A Rip Roaring Romp
Having notched up 13 Wainwrights in stunning, clear, calm weather before the official launch on 2 June on Latrigg, the blustery, wet weather served as a wake up call that this was not going to be easy. And so I spent a week watching the weather wondering if I would be able to get the challenge off with a rip-roaring romp around the Fairfield Horseshoe on the forthcoming weekend or would I be beetling up and down Binsey in half an hour and retreating to the Sun Inn in Bassenthwaite, working out how many years it will take to do all the Wainwrights one at a time?
The stormy weather played ball and passed through on Saturday so we woke up to a warm but cloudy Sunday morning and very out of character for my family the alarm went off at the usual 7am. To be walking out of Ambleside at 10:10am was quite an achievement, not least because the compass fell apart, so trying to teach Bheinn (12yo) how to orientate the map with a compass held together with an elastic band that had seen better days proved an early challenge. Luckily the good weather stayed with us and visibility was 100%, so the orienteering lesson was more in principal than in practice.

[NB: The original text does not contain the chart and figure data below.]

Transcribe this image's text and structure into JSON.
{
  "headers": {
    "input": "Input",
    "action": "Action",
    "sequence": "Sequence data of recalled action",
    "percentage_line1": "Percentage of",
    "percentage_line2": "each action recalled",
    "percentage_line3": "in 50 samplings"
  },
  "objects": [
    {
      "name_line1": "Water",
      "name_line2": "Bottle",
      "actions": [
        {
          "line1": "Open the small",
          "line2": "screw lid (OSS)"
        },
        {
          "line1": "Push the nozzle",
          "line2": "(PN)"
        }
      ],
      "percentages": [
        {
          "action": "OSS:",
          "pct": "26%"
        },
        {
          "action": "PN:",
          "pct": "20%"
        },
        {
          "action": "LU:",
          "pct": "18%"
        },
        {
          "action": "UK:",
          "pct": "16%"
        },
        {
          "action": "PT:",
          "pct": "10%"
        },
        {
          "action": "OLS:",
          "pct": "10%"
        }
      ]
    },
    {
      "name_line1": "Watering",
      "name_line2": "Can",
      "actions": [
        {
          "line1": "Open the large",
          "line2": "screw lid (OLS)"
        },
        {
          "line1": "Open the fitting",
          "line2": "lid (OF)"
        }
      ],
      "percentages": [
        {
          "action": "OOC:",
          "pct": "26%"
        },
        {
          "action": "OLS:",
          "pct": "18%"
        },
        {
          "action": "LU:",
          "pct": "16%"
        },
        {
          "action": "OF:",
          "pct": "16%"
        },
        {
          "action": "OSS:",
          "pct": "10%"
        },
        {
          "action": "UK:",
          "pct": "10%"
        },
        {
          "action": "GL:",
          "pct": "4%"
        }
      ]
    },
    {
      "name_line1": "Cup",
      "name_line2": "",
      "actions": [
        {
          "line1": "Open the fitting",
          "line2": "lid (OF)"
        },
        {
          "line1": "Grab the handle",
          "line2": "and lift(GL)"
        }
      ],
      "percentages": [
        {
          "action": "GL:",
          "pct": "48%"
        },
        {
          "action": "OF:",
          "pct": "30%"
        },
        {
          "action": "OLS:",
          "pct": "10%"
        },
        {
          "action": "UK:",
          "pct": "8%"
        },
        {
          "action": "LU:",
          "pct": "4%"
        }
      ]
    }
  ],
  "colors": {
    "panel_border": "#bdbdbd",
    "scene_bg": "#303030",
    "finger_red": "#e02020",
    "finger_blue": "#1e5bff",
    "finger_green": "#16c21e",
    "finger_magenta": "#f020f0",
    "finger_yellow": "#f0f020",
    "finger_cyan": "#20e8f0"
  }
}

The aim of the day was to tick off the 8 fells of the Fairfield Horseshoe (Low Pike, High Pike, Dove Crag, Hart Crag, Fairfield, Great Rigg, Heron Cragg and Nab Scar) bringing my total to 22. A day to breathe in the the views and leave the cares of the day below us behind. I hoped….
As we rose between Low Pike and High Pike I could hear a gaggle of voices behind me. I looked around to see one man and wondered why I could not see the group following up behind. We walked on and as he approached the noise of the crowd grew louder. I was shocked, when he passed, that he was alone apart from the millions of people listening, on the same wavelength, to the Cricket World Cup being broadcast to the world from the back of his rucksack. My jaw dropped and as I exclaimed “Why? the broadcaster co-incidentally cried out to the open fell…“the question is why?” So as I puffed to the top of High Pike, and the chatter of the radio disappeared into the wind I was ruminating on the word WHY. Why would somebody be so selfish as to bring the noise we come to escape into our little piece of heaven? Why would they think it is in the least bit acceptable to broadcast this to everybody? Why would he dare to ruin my day? Why do we come onto the fells? Why do I think my interpretation of use of the Fells is superior to anybody else’s?
The Question is Why
I know I walk in the fells to leave the cares of the world at ground level, for fitness, for self-fulfillment and achievement, to catch the wind, to catch the sun, to see the grandeur of the world to remind me of my small place among its majesty and to be among like-minded people, in short, to belong.
Being confronted by this disturbance from the real world had touched on insulting the senses of escaping in order to belong to something superior, but I had to ask myself was I not doing something similar? Was my spinning wheel challenge not bringing the everyday into the world of the escape room?
One of the problems I had with deciding to embark on this charity event is that I do not like asking people to sponsor me. I have always believed that the main reason to achieve something is for your own betterment and self development. Also, having notched up the best part of 100 marathons, and various ultras in the past, I find it difficult to convince anybody that I am doing anything extraordinary or challenging enough to warrant sponsorship. I also do not like to disturb other people’s enjoyment. I think that just because I love doing something it does not have to be of interest to anybody else (perhaps I am too self contained for my own good). I debated if just seeing me with a spinning wheel might destroy the seclusion. or that I might be responsible for interrupting somebody else’s walk with a reminder of everyday life they have left behind by my request for charitable donation, even if that is only implied by my being there, I might ruin somebody else’s day. Could my actions be just as imposing on somebody else’s day as the noise from a radio?
When I put the question to my son as to why he likes to walk in the mountains he cleared up the dilemma
his list was :
Because it gets me away from my computer games.
It stops you nagging me to get away from my computer games.
Because it stops me getting unfit and fat.
Because it’s nice.
“What is nice about it?” I asked, “what feelings does it give you to describe that nice feeling?”
I feel healthy and I can eat lots of biscuits.
It’s nice when I get back to my computer games!
In a nutshell we head out into the hills to get away from it all so we appreciate what we have more fully when we return.
So I hope my challenge is extraordinary and challenging enough to lift it from the everyday and not cause anybody’s enjoyment to be disturbed and that my own enjoyment of spinning will be affected by taking it with me into place we go to escape?